Stärken und Limitation der Studie
Im Gegensatz zu anderen Studien zum Verschreibungsverhalten bei NOAK, wurde für diese Arbeit nicht auf Sekundärdatensätze zurückgegriffen, sondern gezielt klinische Daten aus der realen Versorgungssituation erhoben. In dieser Studie wurden die Verordnungsdaten von gesetzlich versicherten Patienten und Privatpatienten für alle Indikationen einer OAK ausgewertet. Dies unterscheidet diese Studie von vielen vergleichbaren Untersuchungen, bei denen nur Patienten mit Vorhofflimmern betrachtet wurden. Zudem wurde neben dem Wechsel der oralen Antikoagulantien auch der Grund für diesen Wechsel aus den Patientenakten entnommen. Die wesentliche Limitation der vorliegenden Studie ist die geringe Anzahl an teilnehmenden Hausärzten. Es handelt sich um ein „convenience sample“ von Hausarztpraxen, die bereits in der Vergangenheit eine erhöhte Bereitschaft zur Teilnahme an Forschungsprojekten gezeigt haben.

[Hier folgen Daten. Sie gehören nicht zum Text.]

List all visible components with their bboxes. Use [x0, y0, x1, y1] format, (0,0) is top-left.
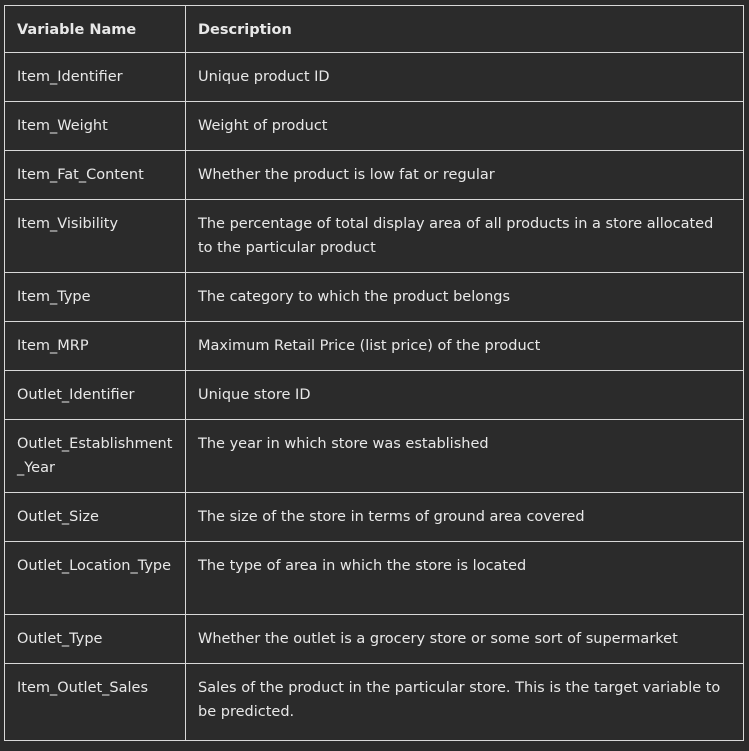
variable-name-cell: Item_Fat_Content	[5, 151, 186, 200]
table-row	[5, 371, 744, 420]
description-cell: Whether the product is low fat or regular	[186, 151, 744, 200]
description-cell: Weight of product	[186, 102, 744, 151]
table-header-row	[5, 6, 744, 53]
description-cell: The type of area in which the store is located	[186, 542, 744, 615]
table-row	[5, 322, 744, 371]
description-cell: Sales of the product in the particular store. This is the target variable to be predicted.	[186, 664, 744, 741]
description-cell: Maximum Retail Price (list price) of the product	[186, 322, 744, 371]
table-row	[5, 200, 744, 273]
header-variable-name: Variable Name	[5, 6, 186, 53]
variable-name-cell: Outlet_Establishment_Year	[5, 420, 186, 493]
variable-name-cell: Outlet_Location_Type	[5, 542, 186, 615]
variable-name-cell: Item_MRP	[5, 322, 186, 371]
variable-name-cell: Item_Weight	[5, 102, 186, 151]
variables-table-container	[4, 5, 743, 741]
table-row	[5, 615, 744, 664]
table-row	[5, 493, 744, 542]
variable-name-cell: Outlet_Size	[5, 493, 186, 542]
table-row	[5, 664, 744, 741]
description-cell: Unique store ID	[186, 371, 744, 420]
variable-name-cell: Outlet_Type	[5, 615, 186, 664]
table-row	[5, 102, 744, 151]
description-cell: The year in which store was established	[186, 420, 744, 493]
description-cell: The size of the store in terms of ground area covered	[186, 493, 744, 542]
table-row	[5, 542, 744, 615]
variable-name-cell: Outlet_Identifier	[5, 371, 186, 420]
variable-name-cell: Item_Type	[5, 273, 186, 322]
variable-name-cell: Item_Visibility	[5, 200, 186, 273]
variable-name-cell: Item_Outlet_Sales	[5, 664, 186, 741]
description-cell: Whether the outlet is a grocery store or some sort of supermarket	[186, 615, 744, 664]
table-row	[5, 53, 744, 102]
description-cell: The percentage of total display area of all products in a store allocated to the particular product	[186, 200, 744, 273]
variables-table	[4, 5, 744, 741]
table-row	[5, 273, 744, 322]
description-cell: Unique product ID	[186, 53, 744, 102]
table-row	[5, 420, 744, 493]
header-description: Description	[186, 6, 744, 53]
table-row	[5, 151, 744, 200]
variable-name-cell: Item_Identifier	[5, 53, 186, 102]
description-cell: The category to which the product belongs	[186, 273, 744, 322]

Das Verordnungsverhalten der teilnehmenden Hausärzte ist damit nicht repräsentativ für alle Hausärzte in Deutschland.
Danksagung
Wir danken den Hausarztpraxen für Ihre Teilnahme an unserer Studie.
Footnotes
Interessenkonflikt Die Autorinnen/Autoren geben an, dass kein Interessenkonflikt besteht.
Fazit für die Praxis.
Unmittelbar nach der Markteinführung haben sich die NOAK bei den Neuverordnungen einer OAK durchgesetzt. Wie in den Leitlinien empfohlen, wurde die Antikoagulation bei den stabil auf ein VKA eingestellten Patienten von den Hausärzten so belassen. Wenn der Verordnungstrend sich so weiter vorsetzt, wird die Mehrzahl der Patienten in den Hausarztpraxen in den nächsten Jahren mit einem NOAK behandelt werden. Dies erfordert im Gegensatz zur Therapie mit VKA ein Überwachungsmanagement mit Schwerpunkt auf der Kontrolle der Nierenfunktion. Auch wenn der Anteil der Patienten mit einer VKA Therapie sinkt, muss die Expertise im Management dieser Therapie mit regelmäßiger Kontrolle des INR Wertes und Anpassung der Dosierung erhalten bleiben. Zudem wird die alleinige Zunahme an NAOK-Verordnungen die Versorgungssituation bei der OAK nicht verbessern. Vielmehr sollte bei allen Patienten die Indikation für eine OAK regelmäßig überprüft werden und bei bestehender Indikation den Patienten die Gabe eines oralen Antikoagulantiums angeboten werden.